Last Tuesday, the state legislature’s Labor and Public Employees Committee voted in favor of legislation that requires ride-sharing companies, such as Lyft, Uber and Via, to pay their drivers at least 75 percent of the total amount of money they collect from passengers on any given day. The bill will now advance to the full state House and Senate for a final vote.

“If this bill passed, it … would also make it significantly harder for people in CT to hail an Uber,” Harry Hartfield, a spokesperson for Uber, told the News. “There’s a reason no other city or state in the entire country has passed a bill like this.”

More than a hundred people came to the hearing last week in Hartford, which began on Tuesday morning and ended late on Thursday night.

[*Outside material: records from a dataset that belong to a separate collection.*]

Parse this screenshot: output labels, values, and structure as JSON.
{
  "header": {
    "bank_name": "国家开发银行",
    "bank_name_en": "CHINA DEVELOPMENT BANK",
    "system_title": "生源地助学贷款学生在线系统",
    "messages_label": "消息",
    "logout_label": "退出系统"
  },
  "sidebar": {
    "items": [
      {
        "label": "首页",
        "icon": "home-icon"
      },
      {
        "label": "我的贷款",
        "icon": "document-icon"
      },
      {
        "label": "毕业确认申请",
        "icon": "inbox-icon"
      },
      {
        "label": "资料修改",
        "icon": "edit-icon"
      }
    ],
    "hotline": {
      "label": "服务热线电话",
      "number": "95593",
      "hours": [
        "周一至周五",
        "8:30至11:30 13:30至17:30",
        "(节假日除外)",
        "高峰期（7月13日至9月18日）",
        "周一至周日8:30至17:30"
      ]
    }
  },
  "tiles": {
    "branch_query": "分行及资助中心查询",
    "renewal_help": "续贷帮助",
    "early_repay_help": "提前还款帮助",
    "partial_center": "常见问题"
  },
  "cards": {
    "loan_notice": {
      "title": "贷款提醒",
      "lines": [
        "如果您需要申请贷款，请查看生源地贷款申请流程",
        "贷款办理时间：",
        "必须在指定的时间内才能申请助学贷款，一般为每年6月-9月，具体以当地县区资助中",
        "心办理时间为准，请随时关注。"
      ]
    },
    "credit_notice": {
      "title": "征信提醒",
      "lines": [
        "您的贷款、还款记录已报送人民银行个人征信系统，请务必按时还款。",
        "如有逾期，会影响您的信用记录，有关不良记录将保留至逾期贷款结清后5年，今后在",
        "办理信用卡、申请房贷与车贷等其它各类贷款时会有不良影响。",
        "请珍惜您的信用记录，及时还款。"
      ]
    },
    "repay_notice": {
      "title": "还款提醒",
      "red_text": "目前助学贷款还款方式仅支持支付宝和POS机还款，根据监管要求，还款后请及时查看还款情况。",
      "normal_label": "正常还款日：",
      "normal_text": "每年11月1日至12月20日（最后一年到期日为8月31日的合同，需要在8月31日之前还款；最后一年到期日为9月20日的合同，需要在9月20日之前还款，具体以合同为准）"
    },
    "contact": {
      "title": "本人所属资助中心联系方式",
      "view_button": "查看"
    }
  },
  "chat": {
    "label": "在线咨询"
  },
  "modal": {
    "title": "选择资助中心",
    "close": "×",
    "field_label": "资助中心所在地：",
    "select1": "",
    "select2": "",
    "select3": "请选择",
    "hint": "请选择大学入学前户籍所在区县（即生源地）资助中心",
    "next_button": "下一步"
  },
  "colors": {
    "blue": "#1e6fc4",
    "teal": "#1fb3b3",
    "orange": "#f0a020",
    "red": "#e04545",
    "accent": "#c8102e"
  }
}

On March 7, Uber submitted a written testimony to the committee stating their opposition to the bill. The company stressed that Connecticut already requires ride-sharing drivers to have bodily injury coverage limits of at least $1 million, which is currently paid for by the companies they work for.

Kaelan Richards, a spokesperson for Lyft — a major ride-sharing company in competition with Uber — noted that commission-based pay will hurt certain customers and drivers by stifling business. According to Richards, Lyft’s “dynamic” pricing ensures that their service is just as available to people in low-density pick-up areas as it is in busy commercial districts, and that 60 percent of Lyft rides in Connecticut start or end in low-income areas.

While some representatives such as Rep. Joe Polletta, R-Watertown, agreed with Uber’s position during Tuesday’s hearing, other legislators indicated support for the legislation. State Representative and chair of the committee Robyn Porter, D-New Haven, argued that the bill would promote fairness for drivers and ride-sharing companies.

“I don’t think that people that provide a profit for companies should be treated in a way that doesn’t coincide or commiserate with the profits that the companies are receiving,” Porter said at the hearing. “There should be equity.”

Because drivers for ride-sharing companies work as independent contractors — rather than full-time employees — they are exempt from federal labor protection laws and the state’s minimum wage, which is just over 10 dollars an hour.

This past December, New York State passed a minimum pay ordinance that set a minimum wage of $17.22 an hour for app-based drivers. Several hours of last week’s hearing were spent deliberating a proposal to increase the state’s minimum wage to $15 per hour.

Uber was founded in 2009 and filed for its initial public offering in 2018.